Ebenfalls aus Bayern kam eine Anfrage nach Versorgungshilfe – sprich: die Bitte nach einer „Gulaschkanone“. Denkbar ist es, dass Soldaten auch beim Aufbau des in Berlin geplanten Ad-Hoc-Krankenhauses helfen. Die fünf Bundeswehr-Krankenhäuser sind ohnehin für jeden zugänglich.

Das Verteidigungsministerium hat zudem Reservisten aufgerufen, sich zu melden. Rund 700 der bis Wochenanfang rund 1000 Rückmeldungen haben genug Erfahrung, um eingesetzt zu werden. Rund 1500 aktive Soldaten mit medizinischer Ausbildung, die nicht ohnehin in Krankenhäusern arbeiten, sind nach Ministeriumsangaben bereits für die Corona-Hilfe eingeplant.

Soldatenpatrouillen auf der Straße?

Und werden irgendwann Soldaten auf der Straße patrouillieren, etwa um Läden zu sichern oder Spielplätze zu sperren? CDU-Verteidigungsexperte Henning Otte sagte dem RND: „Für die öffentliche Ordnung bleibt die Polizei zuständig.“

SPD-Verteidigungsexperte Fritz Felgentreu betonte ebenfalls: “Für Polizeiaufgaben sind Soldaten nicht ausgebildet und sollten deshalb dafür auch nicht herangezogen werden.” Er wandte sich klar gegen Gesetzesänderungen, die den Einsatzrahmen der Bundeswehr erweitern könnten: “Keine Grundgesetz-Änderung bitte”, sagte er dem RND. “Nach Artikel 35 kann die Bundeswehr im Rahmen der Amtshilfe ihren Fähigkeiten entsprechend eingesetzt werden.”

Grünen-Sicherheitspolitiker Tobias Lindner stimmt zu: „Es gibt bereits umfangreiche Möglichkeiten der Amtshilfe.
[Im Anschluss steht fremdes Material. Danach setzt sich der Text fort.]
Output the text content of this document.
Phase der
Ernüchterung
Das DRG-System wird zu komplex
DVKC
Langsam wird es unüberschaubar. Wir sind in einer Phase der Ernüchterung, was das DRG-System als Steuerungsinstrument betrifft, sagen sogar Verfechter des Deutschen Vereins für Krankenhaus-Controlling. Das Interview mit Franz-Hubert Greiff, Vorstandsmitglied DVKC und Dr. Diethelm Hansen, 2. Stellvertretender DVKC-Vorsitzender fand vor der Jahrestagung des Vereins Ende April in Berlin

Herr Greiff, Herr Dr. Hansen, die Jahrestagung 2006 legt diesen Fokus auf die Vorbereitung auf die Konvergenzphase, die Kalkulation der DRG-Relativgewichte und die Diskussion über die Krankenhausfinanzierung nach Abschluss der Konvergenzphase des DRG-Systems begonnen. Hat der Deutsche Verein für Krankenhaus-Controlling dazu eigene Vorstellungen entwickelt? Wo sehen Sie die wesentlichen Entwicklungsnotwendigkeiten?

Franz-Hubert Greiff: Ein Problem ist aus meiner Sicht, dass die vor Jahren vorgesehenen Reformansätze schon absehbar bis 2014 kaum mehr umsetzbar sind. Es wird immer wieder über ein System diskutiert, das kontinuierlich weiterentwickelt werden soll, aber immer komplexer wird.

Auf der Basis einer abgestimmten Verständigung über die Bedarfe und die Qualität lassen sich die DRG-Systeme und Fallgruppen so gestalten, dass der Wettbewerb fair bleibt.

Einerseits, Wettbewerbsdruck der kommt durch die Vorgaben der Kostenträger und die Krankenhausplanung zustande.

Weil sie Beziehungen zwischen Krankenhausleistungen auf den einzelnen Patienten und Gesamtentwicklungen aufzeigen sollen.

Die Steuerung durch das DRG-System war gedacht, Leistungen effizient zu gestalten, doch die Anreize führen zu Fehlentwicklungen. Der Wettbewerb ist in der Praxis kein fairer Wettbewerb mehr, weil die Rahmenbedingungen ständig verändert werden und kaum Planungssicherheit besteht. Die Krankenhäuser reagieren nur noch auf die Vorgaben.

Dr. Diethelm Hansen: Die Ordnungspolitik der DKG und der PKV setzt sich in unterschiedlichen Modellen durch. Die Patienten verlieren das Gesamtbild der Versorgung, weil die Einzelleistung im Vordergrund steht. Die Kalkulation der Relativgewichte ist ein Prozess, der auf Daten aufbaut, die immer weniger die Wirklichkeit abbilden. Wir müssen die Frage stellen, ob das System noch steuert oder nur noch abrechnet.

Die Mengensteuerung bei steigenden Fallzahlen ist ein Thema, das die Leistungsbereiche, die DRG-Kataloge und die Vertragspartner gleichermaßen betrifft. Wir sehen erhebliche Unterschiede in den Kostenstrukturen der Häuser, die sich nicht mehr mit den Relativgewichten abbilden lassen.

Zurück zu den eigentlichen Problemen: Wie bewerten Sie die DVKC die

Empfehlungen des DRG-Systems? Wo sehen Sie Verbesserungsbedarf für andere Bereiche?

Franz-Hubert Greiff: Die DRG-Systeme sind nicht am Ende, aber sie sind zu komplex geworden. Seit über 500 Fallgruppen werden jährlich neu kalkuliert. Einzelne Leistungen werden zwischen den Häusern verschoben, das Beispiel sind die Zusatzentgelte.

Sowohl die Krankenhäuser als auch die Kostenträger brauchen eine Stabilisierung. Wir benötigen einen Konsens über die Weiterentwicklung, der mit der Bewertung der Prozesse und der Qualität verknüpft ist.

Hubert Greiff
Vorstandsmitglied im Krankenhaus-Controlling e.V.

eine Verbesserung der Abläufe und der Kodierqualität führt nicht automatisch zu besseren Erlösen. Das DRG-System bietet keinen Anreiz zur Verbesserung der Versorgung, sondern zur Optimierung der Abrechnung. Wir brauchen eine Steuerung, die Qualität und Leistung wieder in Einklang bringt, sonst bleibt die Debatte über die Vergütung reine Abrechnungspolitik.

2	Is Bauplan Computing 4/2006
Und die funktionieren auch. Gesetzliche Änderungen sind nicht nötig", sagt er.

Auch die verteidigungspolitische Sprecherin der FDP-Fraktion, Marie-Agnes Strack-Zimmermann, findet: „Wir sollten die Verfassung nicht außer Kraft setzen. Es gibt keinen Grund, für die Innere Sicherheit die Bundeswehr zu rufen. Es geht nicht, dass Soldaten Museen bewachen. Es geht nur um zivile Unterstützung durch die Bundeswehr.“

Geordnet im Getümmel

Dabei könne die Truppe in einem gefühlten Chaos für Stabilität sorgen: „Geordnet in ein Getümmel gehen – das kann die Bundeswehr besonders gut. Sie ist besser als manche zivile Strukturen fähig, spontan auf eine Lage zu reagieren.“ Dadurch komme Ruhe in eine Situation. „Und Ruhe ist ein gutes Signal“, findet Strack-Zimmermann. (RND)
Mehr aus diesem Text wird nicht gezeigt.